In a five-month period from July to December, average gas prices nationwide fell 58 percent from $4.11 per gallon to $1.74, creating a huge problem for automakers to predict what vehicles to design or build to match consumer demand.

The fear of producing the wrong cars has created a whisper campaign, with industry officials saying they may approach the incoming Obama administration about raising the federal gasoline tax or setting up a system that keeps the price of oil above a certain level.

“It makes life very difficult if the market gyrates wildly over the course of several months, and that’s exactly what we’ve seen happen,” Ford Executive Chairman Bill Ford Jr. said in a recent interview with The Associated Press.

Gas price swings have trapped automakers before, especially last summer when the price spike caught many with too many pickup trucks and sport utility vehicles and too few smaller, more efficient cars. Lower prices cut sales of the Prius gas-electric hybrid by 45 percent in December and forced Toyota Motor Corp. to shelve construction of a new factory to make them in the U.S.
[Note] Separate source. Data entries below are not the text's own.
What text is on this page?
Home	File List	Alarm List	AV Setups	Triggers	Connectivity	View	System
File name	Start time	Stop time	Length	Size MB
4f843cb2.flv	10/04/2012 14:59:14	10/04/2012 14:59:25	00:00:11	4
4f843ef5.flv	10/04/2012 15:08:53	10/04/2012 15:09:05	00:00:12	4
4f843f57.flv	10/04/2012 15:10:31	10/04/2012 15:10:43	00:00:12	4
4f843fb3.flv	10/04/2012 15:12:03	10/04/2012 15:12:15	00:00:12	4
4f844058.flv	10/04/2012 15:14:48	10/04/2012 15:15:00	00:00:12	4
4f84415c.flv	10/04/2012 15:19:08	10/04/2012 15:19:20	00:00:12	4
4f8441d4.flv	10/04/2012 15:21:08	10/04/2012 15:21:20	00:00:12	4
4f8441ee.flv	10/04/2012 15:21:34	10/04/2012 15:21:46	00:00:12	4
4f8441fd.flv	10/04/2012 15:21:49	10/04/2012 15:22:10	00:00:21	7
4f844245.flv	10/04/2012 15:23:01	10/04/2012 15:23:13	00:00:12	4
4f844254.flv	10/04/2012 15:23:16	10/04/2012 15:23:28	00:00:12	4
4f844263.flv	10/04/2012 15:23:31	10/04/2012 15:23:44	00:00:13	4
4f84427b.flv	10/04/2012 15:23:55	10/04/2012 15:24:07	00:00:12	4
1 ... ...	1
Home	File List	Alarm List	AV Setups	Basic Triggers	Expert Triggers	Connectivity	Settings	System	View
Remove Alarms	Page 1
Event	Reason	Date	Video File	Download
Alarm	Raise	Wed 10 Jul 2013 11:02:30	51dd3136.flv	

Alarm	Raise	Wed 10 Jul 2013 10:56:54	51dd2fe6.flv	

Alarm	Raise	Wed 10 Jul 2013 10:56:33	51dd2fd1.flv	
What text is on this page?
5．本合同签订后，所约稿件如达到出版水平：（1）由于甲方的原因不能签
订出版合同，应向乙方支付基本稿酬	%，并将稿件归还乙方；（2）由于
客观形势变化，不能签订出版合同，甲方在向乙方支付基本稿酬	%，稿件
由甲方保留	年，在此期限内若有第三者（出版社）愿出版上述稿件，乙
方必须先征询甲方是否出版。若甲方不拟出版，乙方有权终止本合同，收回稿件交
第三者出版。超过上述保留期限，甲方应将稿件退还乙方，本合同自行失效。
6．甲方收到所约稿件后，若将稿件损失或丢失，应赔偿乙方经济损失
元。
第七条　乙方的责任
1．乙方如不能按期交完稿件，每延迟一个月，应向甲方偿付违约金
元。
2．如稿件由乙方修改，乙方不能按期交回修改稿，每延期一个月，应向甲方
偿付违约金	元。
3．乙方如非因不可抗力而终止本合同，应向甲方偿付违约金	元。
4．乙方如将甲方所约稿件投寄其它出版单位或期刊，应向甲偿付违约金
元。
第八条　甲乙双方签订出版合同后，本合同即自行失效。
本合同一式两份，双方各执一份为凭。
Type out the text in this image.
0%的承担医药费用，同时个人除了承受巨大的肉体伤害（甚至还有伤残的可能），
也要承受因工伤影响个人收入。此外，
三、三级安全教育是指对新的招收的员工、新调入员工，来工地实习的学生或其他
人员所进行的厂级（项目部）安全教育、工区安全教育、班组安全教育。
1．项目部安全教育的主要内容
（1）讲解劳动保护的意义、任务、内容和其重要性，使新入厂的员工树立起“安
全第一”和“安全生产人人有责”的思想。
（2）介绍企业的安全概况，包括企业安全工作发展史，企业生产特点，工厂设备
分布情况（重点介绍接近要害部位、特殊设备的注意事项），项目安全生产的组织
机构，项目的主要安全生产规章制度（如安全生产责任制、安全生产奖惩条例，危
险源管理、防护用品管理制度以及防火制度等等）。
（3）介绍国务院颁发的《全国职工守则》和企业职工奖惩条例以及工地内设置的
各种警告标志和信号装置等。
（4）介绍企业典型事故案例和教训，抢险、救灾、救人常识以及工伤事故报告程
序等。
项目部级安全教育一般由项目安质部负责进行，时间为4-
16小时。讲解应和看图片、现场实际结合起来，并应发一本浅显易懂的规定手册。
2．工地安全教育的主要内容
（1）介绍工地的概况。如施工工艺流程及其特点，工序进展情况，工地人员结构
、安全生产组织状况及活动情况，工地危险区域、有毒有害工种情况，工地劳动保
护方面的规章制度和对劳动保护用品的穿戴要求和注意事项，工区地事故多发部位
The changing market slammed automakers’ profits, especially among the Detroit Three, starting their slide toward financial doom.

Higher taxes or a floor would give automakers a “clearer planning horizon” because they design future models three to five years in advance, Ford said.

Jim Queen, GM’s global engineering head, said the Obama administration may be open to gas taxes or policies imposed by many European countries that reduce oil consumption and make it easier for manufacturers to match their products to demand.